Unless Congress acts on legislation to promote fair competition between Main Street retailers and internet-only sellers, states will lose more than $211 billion in tax revenue over the next five years, according to new analysis released by the Marketplace Fairness Coalition.
Currently, a legal loophole allows some online retailers to avoid collecting the sales tax due during a transaction. While consumers are still liable for paying what’s owed, few do, which gives online stores a strong advantage over their Main Street competitors.
One of farmers and ranchers’ biggest concerns about the lack of fair competition between brick-and-mortar stores and internet-only sellers is that local governments and schools often try to make up for the lost sales tax revenue by increasing property taxes, a burden that falls heavily on land-based business owners.
The American Farm Bureau Federation is backing two bills, the Remote Transactions Parity Act of 2017 (H.R. 2193) and the Marketplace Fairness Act of 2017 (S. 976), that would allow states to apply sales tax laws uniformly.
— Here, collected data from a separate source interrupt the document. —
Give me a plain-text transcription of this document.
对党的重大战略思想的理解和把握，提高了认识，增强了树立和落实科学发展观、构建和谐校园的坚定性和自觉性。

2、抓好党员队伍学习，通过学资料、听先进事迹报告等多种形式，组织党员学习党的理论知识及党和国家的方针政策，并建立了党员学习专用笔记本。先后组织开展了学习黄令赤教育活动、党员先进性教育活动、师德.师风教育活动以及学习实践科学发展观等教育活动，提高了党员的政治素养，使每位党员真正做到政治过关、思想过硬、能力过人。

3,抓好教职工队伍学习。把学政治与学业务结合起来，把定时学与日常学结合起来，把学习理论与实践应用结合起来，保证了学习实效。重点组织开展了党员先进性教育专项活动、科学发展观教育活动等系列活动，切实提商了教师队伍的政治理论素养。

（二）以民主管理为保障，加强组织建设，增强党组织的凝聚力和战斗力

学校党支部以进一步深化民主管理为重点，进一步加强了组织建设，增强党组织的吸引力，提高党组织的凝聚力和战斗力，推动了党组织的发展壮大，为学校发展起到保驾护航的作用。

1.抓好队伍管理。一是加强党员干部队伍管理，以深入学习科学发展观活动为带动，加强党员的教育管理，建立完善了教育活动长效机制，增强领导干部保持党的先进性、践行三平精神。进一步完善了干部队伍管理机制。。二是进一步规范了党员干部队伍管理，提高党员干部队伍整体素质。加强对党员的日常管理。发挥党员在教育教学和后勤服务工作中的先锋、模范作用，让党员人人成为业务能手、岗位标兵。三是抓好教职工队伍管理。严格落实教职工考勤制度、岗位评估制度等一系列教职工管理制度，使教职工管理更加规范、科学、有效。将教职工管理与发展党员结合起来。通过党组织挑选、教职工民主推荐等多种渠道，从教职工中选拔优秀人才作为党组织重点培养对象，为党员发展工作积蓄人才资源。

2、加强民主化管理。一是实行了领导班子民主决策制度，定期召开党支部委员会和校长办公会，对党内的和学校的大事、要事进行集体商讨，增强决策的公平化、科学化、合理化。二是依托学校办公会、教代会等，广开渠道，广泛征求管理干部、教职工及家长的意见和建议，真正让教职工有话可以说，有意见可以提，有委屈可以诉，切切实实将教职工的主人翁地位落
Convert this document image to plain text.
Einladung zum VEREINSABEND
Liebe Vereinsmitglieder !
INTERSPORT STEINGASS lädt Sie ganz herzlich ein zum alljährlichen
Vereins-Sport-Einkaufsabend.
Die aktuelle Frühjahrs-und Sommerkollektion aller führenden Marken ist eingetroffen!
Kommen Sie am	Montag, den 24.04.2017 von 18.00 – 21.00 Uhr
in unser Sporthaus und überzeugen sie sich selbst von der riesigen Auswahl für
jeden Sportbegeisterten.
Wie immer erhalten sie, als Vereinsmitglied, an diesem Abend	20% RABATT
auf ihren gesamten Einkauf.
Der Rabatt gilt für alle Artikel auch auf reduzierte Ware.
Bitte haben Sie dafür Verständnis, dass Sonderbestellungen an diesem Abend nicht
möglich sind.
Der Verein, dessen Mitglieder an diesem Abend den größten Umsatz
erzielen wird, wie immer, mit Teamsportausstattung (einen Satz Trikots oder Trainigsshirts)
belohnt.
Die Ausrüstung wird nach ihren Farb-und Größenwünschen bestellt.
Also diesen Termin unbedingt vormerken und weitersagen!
“The businesses that line the streets of our nation’s small and rural towns provide essential goods and services to the farmers and ranchers who work the fields that surround them. But hometown businesses are at a disadvantage when they compete with online-only retailers who don’t have to collect sales taxes. When this disadvantage causes a ‘Main Street’ business to close or scale back, the impact is especially hurtful to already struggling small and rural towns,” AFBF President Zippy Duvall said in a letter to House and Senate lawmakers encouraging them to support the bills.